The Ohio State University Center for Automotive Research celebrates its 20th anniversary this week with a day-long seminar and celebration that will culminate in the unveiling of  blueprints for CAR’s expansion -- and the center’s roadmap for the next 20 years.

It's been a long, fruitful journey so far.

“We’ve grown from (virtually) nothing to a $7-million operation, and we expect to keep growing,” says David Emerling, industry collaboration director for the program.

CAR, an interdisciplinary research center within OSU’s College of Engineering, was founded 20 years ago with funds raised by OSU’s managing interest in the Transportation Research Center in Marysville (TRC Inc. is owned by Honda, which chartered the university to run the operation).

By the mid-90s, CAR had its own campus facility and today, its 35,000 square-foot digs house engine and vehicle dynamometers; acoustics labs, intelligent and autonomous vehicle laboratories; combustion research facilities; hybrid-electric propulsion, fuel cell and electrochemical energy storage facilities.
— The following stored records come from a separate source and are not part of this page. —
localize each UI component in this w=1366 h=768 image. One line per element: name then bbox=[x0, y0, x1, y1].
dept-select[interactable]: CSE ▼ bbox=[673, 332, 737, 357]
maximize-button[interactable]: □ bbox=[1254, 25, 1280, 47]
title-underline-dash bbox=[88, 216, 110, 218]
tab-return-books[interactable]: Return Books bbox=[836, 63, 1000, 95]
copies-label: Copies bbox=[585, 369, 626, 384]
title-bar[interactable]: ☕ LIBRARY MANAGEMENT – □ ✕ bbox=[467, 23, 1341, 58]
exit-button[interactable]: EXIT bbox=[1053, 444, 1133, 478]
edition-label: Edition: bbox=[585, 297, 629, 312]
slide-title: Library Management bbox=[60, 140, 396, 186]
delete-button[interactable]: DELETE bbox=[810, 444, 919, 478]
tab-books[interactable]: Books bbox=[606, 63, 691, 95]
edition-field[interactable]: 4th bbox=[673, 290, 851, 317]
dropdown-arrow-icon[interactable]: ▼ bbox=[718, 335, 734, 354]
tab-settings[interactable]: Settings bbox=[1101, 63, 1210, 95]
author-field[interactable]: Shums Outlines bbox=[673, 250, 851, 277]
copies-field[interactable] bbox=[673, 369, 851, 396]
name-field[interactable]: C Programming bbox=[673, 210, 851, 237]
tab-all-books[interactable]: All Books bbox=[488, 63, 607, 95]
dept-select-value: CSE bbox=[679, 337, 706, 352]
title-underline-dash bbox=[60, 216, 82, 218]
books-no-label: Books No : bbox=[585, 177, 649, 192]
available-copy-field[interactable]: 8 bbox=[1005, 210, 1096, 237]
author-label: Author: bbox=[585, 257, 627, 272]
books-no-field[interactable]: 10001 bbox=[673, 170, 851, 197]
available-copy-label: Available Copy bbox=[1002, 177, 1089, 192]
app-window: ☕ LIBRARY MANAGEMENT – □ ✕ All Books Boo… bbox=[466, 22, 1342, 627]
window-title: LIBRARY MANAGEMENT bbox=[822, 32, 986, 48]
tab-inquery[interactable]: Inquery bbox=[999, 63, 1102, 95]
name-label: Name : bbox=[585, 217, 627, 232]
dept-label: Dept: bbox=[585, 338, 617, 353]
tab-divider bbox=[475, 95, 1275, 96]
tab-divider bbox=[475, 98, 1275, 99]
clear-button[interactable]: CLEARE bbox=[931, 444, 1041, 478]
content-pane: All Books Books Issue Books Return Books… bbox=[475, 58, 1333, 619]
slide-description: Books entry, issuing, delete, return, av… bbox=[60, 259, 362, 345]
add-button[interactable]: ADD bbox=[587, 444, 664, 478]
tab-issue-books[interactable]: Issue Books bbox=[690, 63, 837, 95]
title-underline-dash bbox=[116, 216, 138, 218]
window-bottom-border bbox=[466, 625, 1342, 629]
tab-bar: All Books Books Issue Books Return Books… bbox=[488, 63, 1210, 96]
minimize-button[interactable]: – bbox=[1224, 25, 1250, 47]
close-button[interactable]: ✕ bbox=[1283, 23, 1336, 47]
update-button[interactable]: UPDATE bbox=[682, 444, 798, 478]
 “In our last ten years we’ve been very entrenched in battery research,” Emerling says. Leading the electric-race car pack since the 1990s, CAR’s engineering team set the 2010 land-speed record with the Venturi “Buckeye Bullet,”  the first fuel-cell vehicle to reach 300 mph.

The architectural studies to be unveiled at Friday’s ceremony are the initial steps in CAR’s expansion from a research center within the College of Engineering to the larger Transportation Research Institute of Ohio.
“We focus ourselves on all ground transportation, not just automotive,” says Emerling. With financial support from a $3-million Ohio Third Frontier grant and continued partnerships within the transportation industry in both Central Ohio and abroad, CAR’s progressive research encompasses everything from electric cars to heavy trucks, advanced electric propulsion to alternative fuels.

OSU CAR’s 20th anniversary begins Friday with three professional development seminars, a classic and specialty car and motorcycle sShow (during which visitors can test student-built prototype vehicles), followed by the unveiling of CAR’s future plans.